Norman Wilson wrote:
William Pechter:
VMS source fiche was very common of sites owned by large corporations.
Their IT staff used it to research bugs... and as sample code for
writing their own drivers etc...
=====
Indeed, I used the VMS source microfiche to learn how to
handle various sorts of errors (machine checks, memory
errors) better in UNIX. Stock VAX systems at the time
just crashed on any error, but it turned out that many of
them admitted recovery: some errors were transient,
others could be ridden over by disabling some piece of the
hardware.
This led to an amusing event on the VAX-11/750 that at the
time handled e-mail as uucp node research!. (Its internal
name on our datakit node was grigg.) People noticed that
the system was running slowly. I checked and discovered
that the CPU itself seemed to be a bit slower. Then I
checked logs and discovered that a week earlier, there had
been a cache error; my new recovery code had turned off
the failing half of the cache, logged the error, and forged
ahead.
o
At the next convenient time, we took the system down and ran
DEC's standalone diagnostics. (Contrary to the rude stories
one hears, those diags were in fact pretty thorough.) The
problem didn't show up, so we booted grigg back up again,
secure in the knowledge that if the problem was persistent,
my code would let us know without crashing. (I don't think
it ever showed up again.)
We also learned to pay more attention to console messages!
Norman Wilson
Toronto ON
DEC's later diagnostics were excellent. They were copied by a ton
of folks
including Masscomp and Alliant who wrote frighteneningly similar
diagnostic supervisors.
The thing about that is it had a big impact on servicability for those
companies.
1. They had a large number of Field Engineers in the world with DEC
experience who could
come up to speed quickly.
2. The diagnostics were easy to learn.
Of course the reason they looked like the DEC ones was that ex-DEC
software engineers
and programmers wrote them.
Concurrent Computer's diags looked very similar to the load and run
stuff of XXDP which
required a lot of knowledge of each diag and it's options.

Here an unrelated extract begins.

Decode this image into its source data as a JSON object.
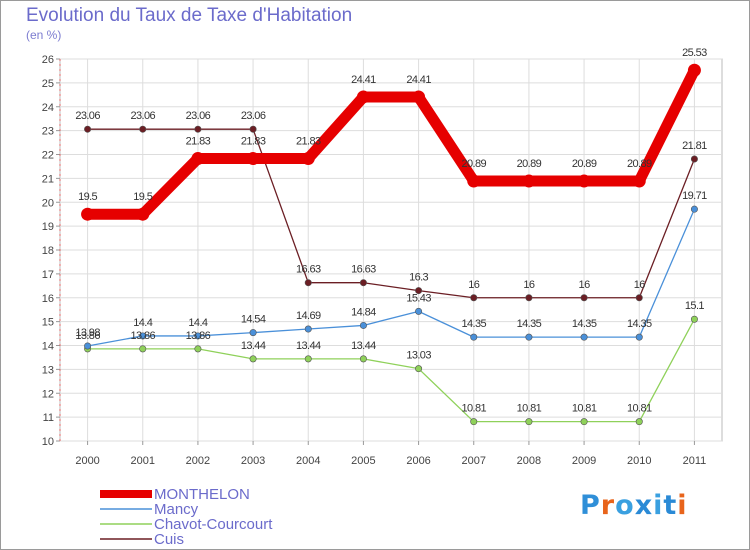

They were
often called the
"No problem found tape" by Field Service -- because the diags would not
find any issues
and the OS running with full interrupt driven OS's would roll over on load.
On the PDP11 there was XXDP's DEC/X 11 system exerciser... On VMS there was
UETP and just looking at the errorlog output. The only Unix that came
close to
the VMS errorlog in my experience was the errorlogging on AIX was excellent.
Bill
--
Digital had it then. Don't you wish you could buy it now!